In Pd I 35 forse di retro a me con miglior voci / si pregherà perché Cirra risponda, D. pensa a qualche poeta che dopo di lui e per lo stimolo della Commedia (la favilla cui forse seguirà una gran fiamma) invochi la Musa con v. migliori della sua. Le voci sono qui strumenti validi a ottenere da Cirra un aiuto maggiore, cioè un'ispirazione più ricca che consenta di esprimere una più alta poesia, e non coincidono esse stesse con la poesia, benché ne siano la preparazione: " idest facundiori sermone, quasi dicat: forte veniet alius poeta eloquentior me, qui magis movebit Apollinem " (Benvenuto). Ma nella gamma semantica di v. rientra anche l'accezione di " poesia " (Degno fa voi trovare ogni tesoro / la voce vostra sì dolce e latina, Rime CXIII 2: si parla delle dolci e chiare rime di Cino da Pistoia), come quella ben estesa di " canto ", con particolare riferimento alle varie tonalità e ai diversi timbri di cui si compone: dicemo bello lo canto, quando le voci di quello, secondo debito de l'arte, sono intra sé rispondenti (Cv I V 13); Diverse voci fanno dolci note (Pd VI 124); come in voce voce si discerne, / quand'una è ferma e altra va e riede (VIII 17), dove la distinzione riguarda la v. che in un canto a due tiene la nota ferma e quella che variamente si modula lungo la scala musicale; vid'ïo la gloriosa rota / muoversi e render voce a voce in tempra / e in dolcezza ch'esser non pò nota (Pd X 146); e quindi Pg XII 110, XXVII 55, Pd X 66.

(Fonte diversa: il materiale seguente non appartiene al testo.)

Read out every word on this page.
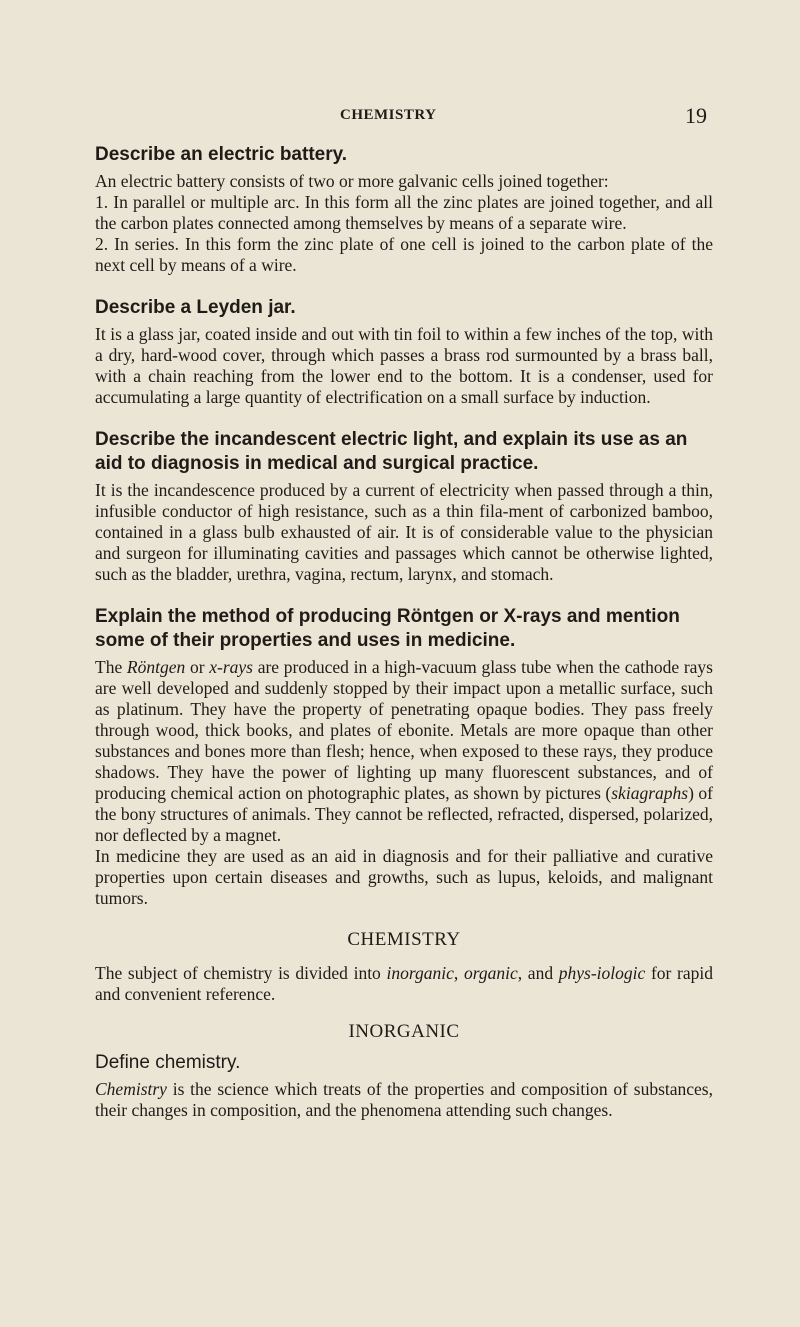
CHEMISTRY	19
Describe an electric battery.

An electric battery consists of two or more galvanic cells joined together:

1. In parallel or multiple arc. In this form all the zinc plates are joined together, and all the carbon plates connected among themselves by means of a separate wire.

2. In series. In this form the zinc plate of one cell is joined to the carbon plate of the next cell by means of a wire.

Describe a Leyden jar.

It is a glass jar, coated inside and out with tin foil to within a few inches of the top, with a dry, hard-wood cover, through which passes a brass rod surmounted by a brass ball, with a chain reaching from the lower end to the bottom. It is a condenser, used for accumulating a large quantity of electrification on a small surface by induction.

Describe the incandescent electric light, and explain its use as an aid to diagnosis in medical and surgical practice.

It is the incandescence produced by a current of electricity when passed through a thin, infusible conductor of high resistance, such as a thin fila-ment of carbonized bamboo, contained in a glass bulb exhausted of air. It is of considerable value to the physician and surgeon for illuminating cavities and passages which cannot be otherwise lighted, such as the bladder, urethra, vagina, rectum, larynx, and stomach.

Explain the method of producing Röntgen or X-rays and mention some of their properties and uses in medicine.

The Röntgen or x-rays are produced in a high-vacuum glass tube when the cathode rays are well developed and suddenly stopped by their impact upon a metallic surface, such as platinum. They have the property of penetrating opaque bodies. They pass freely through wood, thick books, and plates of ebonite. Metals are more opaque than other substances and bones more than flesh; hence, when exposed to these rays, they produce shadows. They have the power of lighting up many fluorescent substances, and of producing chemical action on photographic plates, as shown by pictures (skiagraphs) of the bony structures of animals. They cannot be reflected, refracted, dispersed, polarized, nor deflected by a magnet.

In medicine they are used as an aid in diagnosis and for their palliative and curative properties upon certain diseases and growths, such as lupus, keloids, and malignant tumors.

CHEMISTRY

The subject of chemistry is divided into inorganic, organic, and phys-iologic for rapid and convenient reference.

INORGANIC
Define chemistry.

Chemistry is the science which treats of the properties and composition of substances, their changes in composition, and the phenomena attending such changes.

Talvolta il contesto, più che sul canto in sé, si appunta sull'individuazione del significato espresso dalle parole cantate: ‛ Te Deum laudamus ' mi parea / udire in voce mista al dolce suono (Pg IX 141); la virtù ch'a ragion discorso ammanna, / sì com'elli eran candelabri apprese, / e ne le voci del cantare ‛ Osanna ' (XXIX 51). Cantare ad una voce (Pg II 47) vuol dire ovviamente cantare " all'unisono ", mentre il ‛ levare la voce ' (Pd XIV 21; si ricordi il caso simile, già citato, di Pg XX 23) di quei che vanno a rota mette in evidenza la letizia dei danzatori che si traduce in un canto più alto (cfr. v. 19).

V. si riferisce ad animali in Rime C 30 li altri [uccelli] han posto a le lor voci triegue, e Cv IV V 18 la voce d'una oca, testimonianza questa della Provvidenza divina che volle con mezzo sì umile salvare il Campidoglio dall'assalto dei Galli (cfr. Mn II IV 7; Livio V XLVII 4; Virg. Aen. VIII 655-656).